Crítica 'La Sapienza'

Hágase la luz

La Sapienza. Drama, Francia, 2014, 101 min. Dirección: Eugène Green. Intérpretes: Fabrizio Rongione, Christelle Prot, Ludovico Succio.

Green permite reposar la retina, limpiarla, también sacudirse del oído los ruidos y la palabrería. La Sapienza es una película que crece después de cada visionado, cuando dejamos de prestar atención a la historia de elevación y al relato de formación y atendemos a los detalles, a la manera en la que el cineasta filma la piedra y las sonrisas, lo sólido y lo pasajero, y con ello advertimos su condición de orfebre de cada pequeña pieza de su cadena hacia la gracia.

En La Sapienza Green hace gala de nuevo de su pasión arqueológica, del gusto por la palabra encarnada, interiorizada, depositaria de lo sagrado tal y como la consideraron los barrocos y también aquellos románticos que antes de recostarse sobre tumbas y nichos se ejercitaron en el lenguaje secreto de las cosas, en el murmullo de la naturaleza.

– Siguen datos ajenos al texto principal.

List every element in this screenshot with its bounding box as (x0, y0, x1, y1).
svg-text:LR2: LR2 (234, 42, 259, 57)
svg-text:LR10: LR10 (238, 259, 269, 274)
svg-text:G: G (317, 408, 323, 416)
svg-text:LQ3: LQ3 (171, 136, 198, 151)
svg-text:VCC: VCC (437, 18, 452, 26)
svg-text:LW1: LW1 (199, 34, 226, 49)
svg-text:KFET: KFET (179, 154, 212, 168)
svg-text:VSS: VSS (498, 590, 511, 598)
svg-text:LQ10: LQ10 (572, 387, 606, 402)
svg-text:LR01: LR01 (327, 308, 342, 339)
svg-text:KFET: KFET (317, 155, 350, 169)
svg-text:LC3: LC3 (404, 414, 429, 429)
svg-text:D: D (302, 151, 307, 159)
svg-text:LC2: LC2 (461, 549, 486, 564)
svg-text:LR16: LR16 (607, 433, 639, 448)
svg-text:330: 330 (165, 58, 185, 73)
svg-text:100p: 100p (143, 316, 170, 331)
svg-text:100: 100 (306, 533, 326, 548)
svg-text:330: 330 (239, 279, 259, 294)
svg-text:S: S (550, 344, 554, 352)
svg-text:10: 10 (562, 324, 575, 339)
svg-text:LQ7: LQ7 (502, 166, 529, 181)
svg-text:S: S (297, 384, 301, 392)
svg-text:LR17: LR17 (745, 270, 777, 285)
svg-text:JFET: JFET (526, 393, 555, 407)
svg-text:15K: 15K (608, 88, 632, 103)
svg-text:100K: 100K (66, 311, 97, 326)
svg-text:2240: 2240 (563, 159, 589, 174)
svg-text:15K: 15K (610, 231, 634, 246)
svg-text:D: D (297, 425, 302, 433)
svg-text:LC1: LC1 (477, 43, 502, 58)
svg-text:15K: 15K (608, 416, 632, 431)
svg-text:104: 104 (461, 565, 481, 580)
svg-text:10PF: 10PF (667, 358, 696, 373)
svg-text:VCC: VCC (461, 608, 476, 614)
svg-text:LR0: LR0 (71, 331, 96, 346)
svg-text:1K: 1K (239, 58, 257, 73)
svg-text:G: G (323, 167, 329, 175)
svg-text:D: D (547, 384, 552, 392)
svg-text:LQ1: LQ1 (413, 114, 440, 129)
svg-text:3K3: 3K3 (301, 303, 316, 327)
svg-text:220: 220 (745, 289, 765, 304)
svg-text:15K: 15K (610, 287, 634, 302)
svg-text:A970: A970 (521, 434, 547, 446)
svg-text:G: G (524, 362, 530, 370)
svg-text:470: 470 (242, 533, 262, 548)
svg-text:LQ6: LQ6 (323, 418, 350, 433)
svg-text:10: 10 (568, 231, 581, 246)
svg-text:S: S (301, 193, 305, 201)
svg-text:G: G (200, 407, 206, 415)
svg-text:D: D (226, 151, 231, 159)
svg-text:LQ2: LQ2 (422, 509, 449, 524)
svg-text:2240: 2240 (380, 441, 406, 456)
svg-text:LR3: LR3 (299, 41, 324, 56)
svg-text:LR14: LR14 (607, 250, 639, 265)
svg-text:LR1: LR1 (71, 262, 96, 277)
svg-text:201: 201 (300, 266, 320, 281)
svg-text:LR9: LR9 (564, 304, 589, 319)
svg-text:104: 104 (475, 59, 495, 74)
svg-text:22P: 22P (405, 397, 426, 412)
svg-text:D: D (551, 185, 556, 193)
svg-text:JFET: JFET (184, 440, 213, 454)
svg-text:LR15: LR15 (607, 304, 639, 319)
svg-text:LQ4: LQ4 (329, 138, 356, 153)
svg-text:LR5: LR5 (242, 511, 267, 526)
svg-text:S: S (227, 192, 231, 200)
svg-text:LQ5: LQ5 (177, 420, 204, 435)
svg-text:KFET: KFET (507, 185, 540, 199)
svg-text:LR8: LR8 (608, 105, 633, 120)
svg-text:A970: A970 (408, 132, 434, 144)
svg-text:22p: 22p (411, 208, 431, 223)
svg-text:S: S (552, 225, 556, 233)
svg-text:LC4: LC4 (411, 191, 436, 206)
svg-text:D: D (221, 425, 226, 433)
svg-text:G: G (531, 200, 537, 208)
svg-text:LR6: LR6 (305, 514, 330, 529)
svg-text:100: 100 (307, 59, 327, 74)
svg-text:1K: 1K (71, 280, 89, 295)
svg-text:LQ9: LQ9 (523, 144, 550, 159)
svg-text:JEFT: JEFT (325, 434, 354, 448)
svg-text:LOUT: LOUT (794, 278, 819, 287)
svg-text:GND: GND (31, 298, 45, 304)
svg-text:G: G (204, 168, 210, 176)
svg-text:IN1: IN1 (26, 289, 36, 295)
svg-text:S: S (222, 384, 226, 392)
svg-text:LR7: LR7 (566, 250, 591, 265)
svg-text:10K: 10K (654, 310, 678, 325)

Y la palabra que compromete y se abre al sentido es aquí perseguida por dos parejas que se dejan estilizar posturas y cuerpos para darle una mayor resonancia a lo que dicen. En el cine de Green se trata de un estado de cosas que se agrieta a base de preguntas (¿por qué?, ¿cómo?), a base de un movimiento filosófico; un ejercicio de mayéutica socrática que desemboca en la asunción wittgensteiniana de que ética y estética son una y la misma cosa: preguntando y hablando se llega a un límite a partir del cual el decir se debe trocar en mostración y en acción.

La Sapienza, por eso, es a la fuerza un filme redundante sobre arquitectura, sobre ese enigma más allá de la belleza y la ciencia que concita Borromini; sobre cómo representar el espacio y el tiempo a partir de la luz, que sigue siendo la materia prima del cine, y traspasar las fronteras de la gramática, de la comunicación. Y Green lo consigue renovando votos con la desnudez de todo origen (las panorámicas sobre el eje horizontal y vertical) y demostrando que el montaje paralelo (como lo supo Griffith, Vigo o Borzage) sirve para muy poco si además de alternar acciones no establece correspondencias, un invisible intercambio de ideas y afectos que exorciza toda oscuridad.